El chorbo camorrista, el adolescente opositor a quinqui ―Copete era uno de ellos― y los niñatos broncas y novilleros disponían de ese tipo de máquina. La poderosa mística que desprende la moto trucada se nutre de la actitud desafiante y de la estampa legendaria de aquellos astros de barriada; es indesligable de aquel golferío irrepetible, de su querencia por el puñetazo presto y su afición por pasar a todo trapo haciendo el caballito y canturreando a Bambino: “Tienes la línea de los labios fría…”.
Aquel entorno no tuvo mayor ascendente y solo la justa influencia sobre mí, pero su poderosa plástica me afectó de manera perdurable y tan profundamente que, al cabo de unas cuantas décadas, amaño libros como vi que se hacía en el suburbio con las motos. Porque en el fondo se trata de lo mismo: de abandonarse al pillaje relativo y manipular una humilde publicación para que tenga más cilindrada, más presencia, corra más y haga más ruido al pasar. Trucar es casi puro delinquir; y hacer pasar una edición barata por ejemplo eximio de bibliofilia seria vendría a ser lo mismo. Casi puro delinquir.

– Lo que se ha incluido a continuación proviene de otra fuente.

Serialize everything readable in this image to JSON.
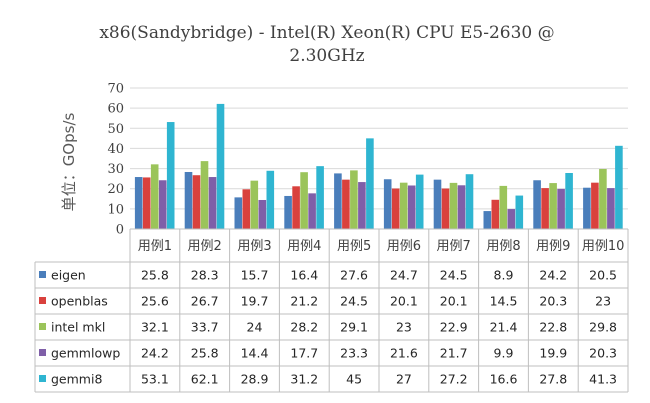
{
  "chart_data": {
    "type": "bar",
    "title": "x86(Sandybridge) - Intel(R) Xeon(R) CPU E5-2630 @ 2.30GHz",
    "ylabel": "单位：GOps/s",
    "ylim": [
      0,
      70
    ],
    "yticks": [
      0,
      10,
      20,
      30,
      40,
      50,
      60,
      70
    ],
    "grid": true,
    "legend": "table-below",
    "categories": [
      "用例1",
      "用例2",
      "用例3",
      "用例4",
      "用例5",
      "用例6",
      "用例7",
      "用例8",
      "用例9",
      "用例10"
    ],
    "series": [
      {
        "name": "eigen",
        "color": "#4a7ebb",
        "values": [
          25.8,
          28.3,
          15.7,
          16.4,
          27.6,
          24.7,
          24.5,
          8.9,
          24.2,
          20.5
        ]
      },
      {
        "name": "openblas",
        "color": "#d9413d",
        "values": [
          25.6,
          26.7,
          19.7,
          21.2,
          24.5,
          20.1,
          20.1,
          14.5,
          20.3,
          23
        ]
      },
      {
        "name": "intel mkl",
        "color": "#9bc45a",
        "values": [
          32.1,
          33.7,
          24,
          28.2,
          29.1,
          23,
          22.9,
          21.4,
          22.8,
          29.8
        ]
      },
      {
        "name": "gemmlowp",
        "color": "#7f5fa8",
        "values": [
          24.2,
          25.8,
          14.4,
          17.7,
          23.3,
          21.6,
          21.7,
          9.9,
          19.9,
          20.3
        ]
      },
      {
        "name": "gemmi8",
        "color": "#2fb5d1",
        "values": [
          53.1,
          62.1,
          28.9,
          31.2,
          45,
          27,
          27.2,
          16.6,
          27.8,
          41.3
        ]
      }
    ]
  }
}
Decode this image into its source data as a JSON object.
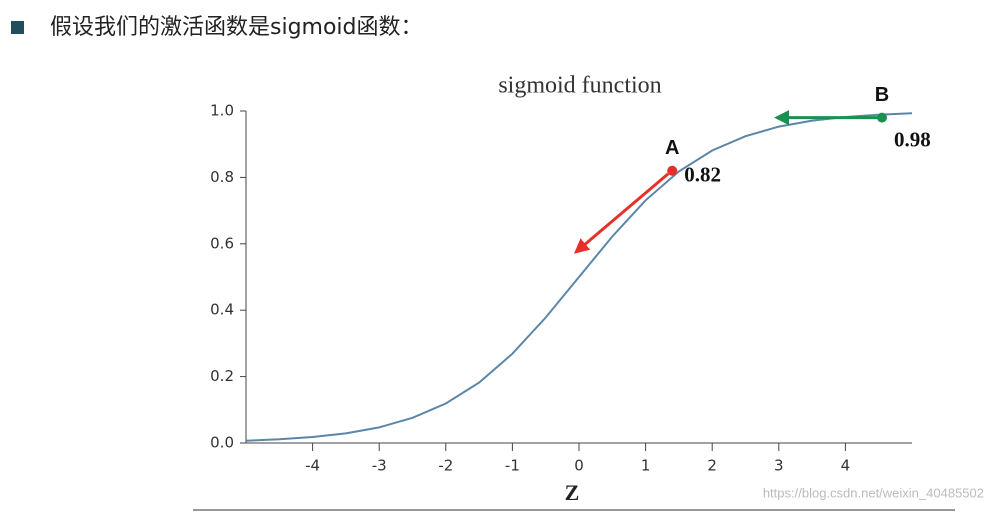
{
  "heading": "假设我们的激活函数是sigmoid函数：",
  "watermark": "https://blog.csdn.net/weixin_40485502",
  "chart_data": {
    "type": "line",
    "title": "sigmoid function",
    "xlabel": "Z",
    "x": [
      -5,
      -4.5,
      -4,
      -3.5,
      -3,
      -2.5,
      -2,
      -1.5,
      -1,
      -0.5,
      0,
      0.5,
      1,
      1.5,
      2,
      2.5,
      3,
      3.5,
      4,
      4.5,
      5
    ],
    "values": [
      0.007,
      0.011,
      0.018,
      0.029,
      0.047,
      0.076,
      0.119,
      0.182,
      0.269,
      0.378,
      0.5,
      0.622,
      0.731,
      0.818,
      0.881,
      0.924,
      0.953,
      0.971,
      0.982,
      0.989,
      0.993
    ],
    "color": "#5b86a8",
    "xlim": [
      -5,
      5
    ],
    "ylim": [
      0,
      1
    ],
    "xticks": [
      -4,
      -3,
      -2,
      -1,
      0,
      1,
      2,
      3,
      4
    ],
    "yticks": [
      {
        "value": 0,
        "label": "0.0"
      },
      0.2,
      0.4,
      0.6,
      0.8,
      {
        "value": 1,
        "label": "1.0"
      }
    ],
    "points": [
      {
        "name": "A",
        "x": 1.4,
        "y": 0.82,
        "color": "#e8302a"
      },
      {
        "name": "B",
        "x": 4.55,
        "y": 0.98,
        "color": "#1a9150"
      }
    ]
  }
}
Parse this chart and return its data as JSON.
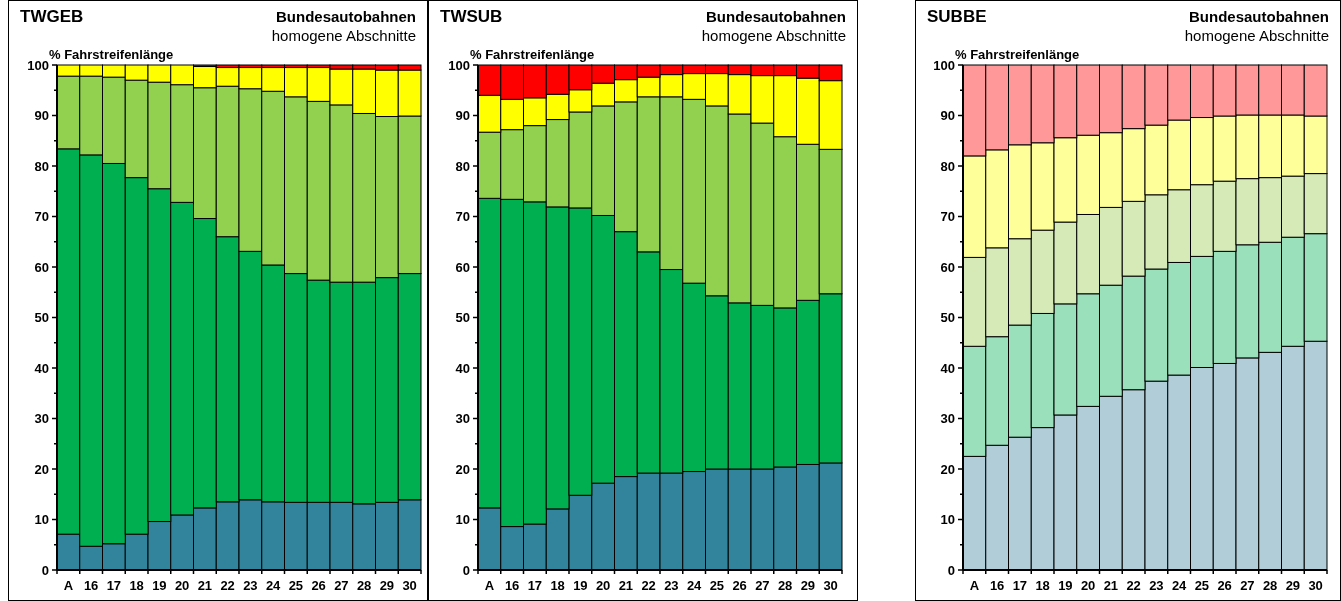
{
  "chart_data": [
    {
      "type": "bar",
      "stacked": true,
      "title": "TWGEB",
      "subtitle": "Bundesautobahnen",
      "annotations": [
        "homogene Abschnitte"
      ],
      "ylabel": "% Fahrstreifenlänge",
      "categories": [
        "A",
        "16",
        "17",
        "18",
        "19",
        "20",
        "21",
        "22",
        "23",
        "24",
        "25",
        "26",
        "27",
        "28",
        "29",
        "30"
      ],
      "ylim": [
        0,
        100
      ],
      "yticks": [
        0,
        {
          "value": 5,
          "label": null
        },
        10,
        {
          "value": 15,
          "label": null
        },
        20,
        {
          "value": 25,
          "label": null
        },
        30,
        {
          "value": 35,
          "label": null
        },
        40,
        {
          "value": 45,
          "label": null
        },
        50,
        {
          "value": 55,
          "label": null
        },
        60,
        {
          "value": 65,
          "label": null
        },
        70,
        {
          "value": 75,
          "label": null
        },
        80,
        {
          "value": 85,
          "label": null
        },
        90,
        {
          "value": 95,
          "label": null
        },
        100
      ],
      "series": [
        {
          "color": "#31849b",
          "values": [
            7.1,
            4.7,
            5.2,
            7.1,
            9.6,
            10.9,
            12.3,
            13.5,
            13.9,
            13.5,
            13.4,
            13.4,
            13.4,
            13.1,
            13.4,
            13.9
          ]
        },
        {
          "color": "#00b050",
          "values": [
            76.3,
            77.5,
            75.3,
            70.6,
            65.9,
            61.9,
            57.3,
            52.5,
            49.2,
            46.9,
            45.3,
            44.0,
            43.6,
            43.9,
            44.5,
            44.8
          ]
        },
        {
          "color": "#92d050",
          "values": [
            14.4,
            15.6,
            17.1,
            19.3,
            21.1,
            23.3,
            25.9,
            29.8,
            32.2,
            34.4,
            35.0,
            35.4,
            35.1,
            33.4,
            31.9,
            31.2
          ]
        },
        {
          "color": "#ffff00",
          "values": [
            2.2,
            2.2,
            2.4,
            3.0,
            3.4,
            3.9,
            4.2,
            3.7,
            4.2,
            4.7,
            5.8,
            6.7,
            7.1,
            8.8,
            9.2,
            9.1
          ]
        },
        {
          "color": "#ff0000",
          "values": [
            0,
            0,
            0,
            0,
            0,
            0,
            0.3,
            0.5,
            0.5,
            0.5,
            0.5,
            0.5,
            0.8,
            0.8,
            1.0,
            1.0
          ]
        }
      ]
    },
    {
      "type": "bar",
      "stacked": true,
      "title": "TWSUB",
      "subtitle": "Bundesautobahnen",
      "annotations": [
        "homogene Abschnitte"
      ],
      "ylabel": "% Fahrstreifenlänge",
      "categories": [
        "A",
        "16",
        "17",
        "18",
        "19",
        "20",
        "21",
        "22",
        "23",
        "24",
        "25",
        "26",
        "27",
        "28",
        "29",
        "30"
      ],
      "ylim": [
        0,
        100
      ],
      "yticks": [
        0,
        {
          "value": 5,
          "label": null
        },
        10,
        {
          "value": 15,
          "label": null
        },
        20,
        {
          "value": 25,
          "label": null
        },
        30,
        {
          "value": 35,
          "label": null
        },
        40,
        {
          "value": 45,
          "label": null
        },
        50,
        {
          "value": 55,
          "label": null
        },
        60,
        {
          "value": 65,
          "label": null
        },
        70,
        {
          "value": 75,
          "label": null
        },
        80,
        {
          "value": 85,
          "label": null
        },
        90,
        {
          "value": 95,
          "label": null
        },
        100
      ],
      "series": [
        {
          "color": "#31849b",
          "values": [
            12.3,
            8.6,
            9.1,
            12.1,
            14.8,
            17.2,
            18.5,
            19.2,
            19.2,
            19.5,
            20.0,
            20.0,
            20.0,
            20.4,
            20.9,
            21.2
          ]
        },
        {
          "color": "#00b050",
          "values": [
            61.3,
            64.8,
            63.8,
            59.8,
            56.9,
            53.0,
            48.5,
            43.8,
            40.3,
            37.3,
            34.3,
            32.9,
            32.4,
            31.5,
            32.5,
            33.5
          ]
        },
        {
          "color": "#92d050",
          "values": [
            13.1,
            13.8,
            15.1,
            17.3,
            19.0,
            21.7,
            25.7,
            30.7,
            34.2,
            36.4,
            37.6,
            37.4,
            36.1,
            33.9,
            30.9,
            28.6
          ]
        },
        {
          "color": "#ffff00",
          "values": [
            7.3,
            6.0,
            5.5,
            5.0,
            4.4,
            4.5,
            4.4,
            3.9,
            4.4,
            5.1,
            6.4,
            7.8,
            9.4,
            12.1,
            13.1,
            13.6
          ]
        },
        {
          "color": "#ff0000",
          "values": [
            6.0,
            6.8,
            6.5,
            5.8,
            4.9,
            3.6,
            2.9,
            2.4,
            1.9,
            1.7,
            1.7,
            1.9,
            2.1,
            2.1,
            2.6,
            3.1
          ]
        }
      ]
    },
    {
      "type": "bar",
      "stacked": true,
      "title": "SUBBE",
      "subtitle": "Bundesautobahnen",
      "annotations": [
        "homogene Abschnitte"
      ],
      "ylabel": "%  Fahrstreifenlänge",
      "categories": [
        "A",
        "16",
        "17",
        "18",
        "19",
        "20",
        "21",
        "22",
        "23",
        "24",
        "25",
        "26",
        "27",
        "28",
        "29",
        "30"
      ],
      "ylim": [
        0,
        100
      ],
      "yticks": [
        0,
        {
          "value": 5,
          "label": null
        },
        10,
        {
          "value": 15,
          "label": null
        },
        20,
        {
          "value": 25,
          "label": null
        },
        30,
        {
          "value": 35,
          "label": null
        },
        40,
        {
          "value": 45,
          "label": null
        },
        50,
        {
          "value": 55,
          "label": null
        },
        60,
        {
          "value": 65,
          "label": null
        },
        70,
        {
          "value": 75,
          "label": null
        },
        80,
        {
          "value": 85,
          "label": null
        },
        90,
        {
          "value": 95,
          "label": null
        },
        100
      ],
      "series": [
        {
          "color": "#b0cdd8",
          "values": [
            22.5,
            24.7,
            26.3,
            28.2,
            30.7,
            32.4,
            34.4,
            35.7,
            37.4,
            38.6,
            40.1,
            40.9,
            42.0,
            43.1,
            44.3,
            45.3
          ]
        },
        {
          "color": "#99e0bb",
          "values": [
            21.8,
            21.5,
            22.2,
            22.6,
            22.0,
            22.3,
            22.0,
            22.5,
            22.2,
            22.3,
            22.0,
            22.2,
            22.4,
            21.8,
            21.6,
            21.3
          ]
        },
        {
          "color": "#d6eab8",
          "values": [
            17.6,
            17.6,
            17.1,
            16.5,
            16.2,
            15.7,
            15.4,
            14.8,
            14.7,
            14.4,
            14.2,
            13.9,
            13.1,
            12.8,
            12.1,
            11.9
          ]
        },
        {
          "color": "#ffff99",
          "values": [
            20.1,
            19.4,
            18.6,
            17.3,
            16.7,
            15.7,
            14.8,
            14.4,
            13.8,
            13.8,
            13.3,
            12.9,
            12.6,
            12.4,
            12.1,
            11.4
          ]
        },
        {
          "color": "#ff9999",
          "values": [
            18.0,
            16.8,
            15.8,
            15.4,
            14.4,
            13.9,
            13.4,
            12.6,
            11.9,
            10.9,
            10.4,
            10.1,
            9.9,
            9.9,
            9.9,
            10.1
          ]
        }
      ]
    }
  ]
}
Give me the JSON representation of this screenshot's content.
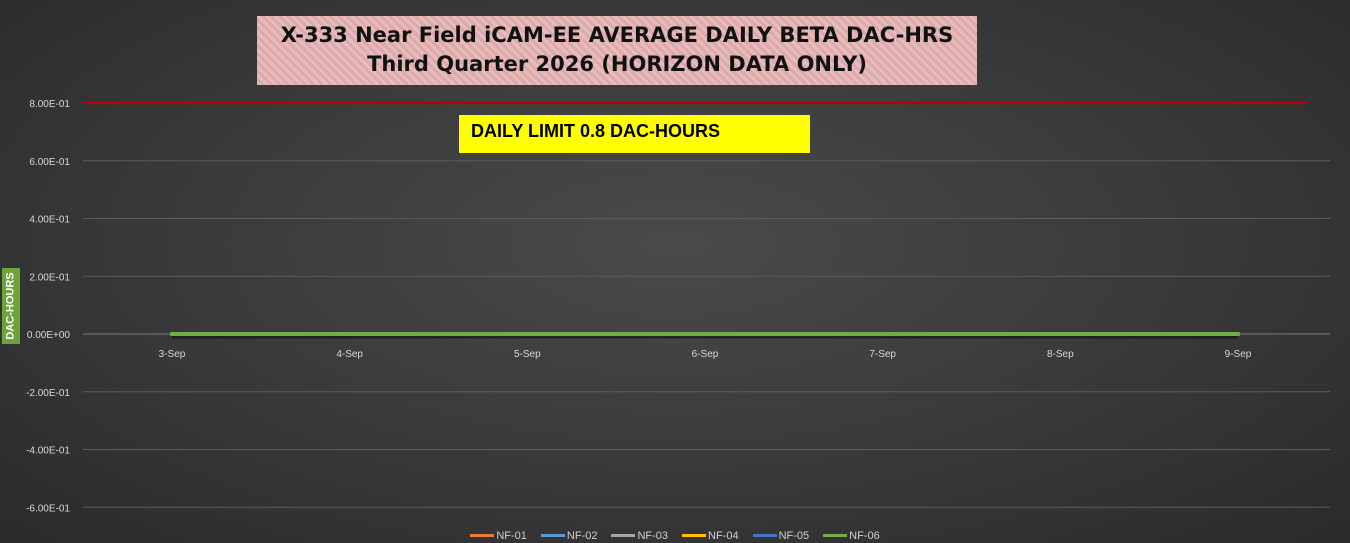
{
  "chart_data": {
    "type": "line",
    "title": "X-333 Near Field iCAM-EE AVERAGE DAILY BETA DAC-HRS",
    "subtitle": "Third Quarter 2026 (HORIZON DATA ONLY)",
    "annotation": "DAILY LIMIT 0.8 DAC-HOURS",
    "ylabel": "DAC-HOURS",
    "xlabel": "",
    "categories": [
      "3-Sep",
      "4-Sep",
      "5-Sep",
      "6-Sep",
      "7-Sep",
      "8-Sep",
      "9-Sep"
    ],
    "ylim": [
      -0.7,
      0.8
    ],
    "yticks": [
      {
        "value": 0.8,
        "label": "8.00E-01"
      },
      {
        "value": 0.6,
        "label": "6.00E-01"
      },
      {
        "value": 0.4,
        "label": "4.00E-01"
      },
      {
        "value": 0.2,
        "label": "2.00E-01"
      },
      {
        "value": 0.0,
        "label": "0.00E+00"
      },
      {
        "value": -0.2,
        "label": "-2.00E-01"
      },
      {
        "value": -0.4,
        "label": "-4.00E-01"
      },
      {
        "value": -0.6,
        "label": "-6.00E-01"
      }
    ],
    "limit_value": 0.8,
    "limit_color": "#c00000",
    "grid": true,
    "legend_position": "bottom",
    "series": [
      {
        "name": "NF-01",
        "color": "#ed7d31",
        "values": [
          0,
          0,
          0,
          0,
          0,
          0,
          0
        ]
      },
      {
        "name": "NF-02",
        "color": "#5b9bd5",
        "values": [
          0,
          0,
          0,
          0,
          0,
          0,
          0
        ]
      },
      {
        "name": "NF-03",
        "color": "#a5a5a5",
        "values": [
          0,
          0,
          0,
          0,
          0,
          0,
          0
        ]
      },
      {
        "name": "NF-04",
        "color": "#ffc000",
        "values": [
          0,
          0,
          0,
          0,
          0,
          0,
          0
        ]
      },
      {
        "name": "NF-05",
        "color": "#4472c4",
        "values": [
          0,
          0,
          0,
          0,
          0,
          0,
          0
        ]
      },
      {
        "name": "NF-06",
        "color": "#70ad47",
        "values": [
          0,
          0,
          0,
          0,
          0,
          0,
          0
        ]
      }
    ]
  }
}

Como ala radical disidente de la bibliofilia cabal, la Bibliofilia Pop recupera las maneras del suburbio iletrado y gamberro que he descrito y las aplica, sin mayores miramientos pero con todo esmero, sobre el libro miserable y astroso que nadie aprecia. Sometida a trucaje, esa edición corriente se transforma en una flamante rareza bibliográfica. Copete amañaba la mecánica elemental de una moto canija, exageraba su complexión, le hacía sacar pecho y la transformaba en la Kawasaki de pega que resplandecía como una de ley por aquellas calles. Al igual que hacía él, nosotros trasteamos en una humilde edición de ―por poner un ejemplo― Vidas de niños santos con pie editorial de La Hormiga de Oro, y la convertimos en una rarísima derivación editorial del Smells like teen spirit de Kurt Cobain presentada con el aura intacta de un hallazgo bibliográfico.
No se puede decir de otra manera sin faltar a la verdad: lo que les hacemos a los libros es trucarlos. Y nos aplicamos a ello como hacían Copete y aquella basca chunga con sus motos: con todo el esmero del que perpetra una hermosa fechoría canturreando a Bambino: “…fría por un beso mal pagao”.
Corría el año 2000 o por ahí, cuando una noche en un bar de la calle Nou Pins, a deshoras y con poca parroquia, oí al camarero mencionar el nombre de Copete a un cliente. En el momento de pagar me declaré viejo conocido suyo y le pregunté por él. No me dijo gran cosa y todo de prever: pasó por el talego y hacía ya bastante que había muerto en accidente de moto por las curvas de Torre Baró. Me guardé el cambio y dejé una moneda. Como de proyector que arranca, el sonido de la caja al cerrase hizo que las imágenes fluyeran de nuevo por sí solas en la sala de la mente a oscuras: una niña vestida de comunión llorando en un chaflán; el tiro humeante de una churrería de remolque; los futbolines de la Vía Julia a oscuras todavía y con el cierre echado hasta la mitad.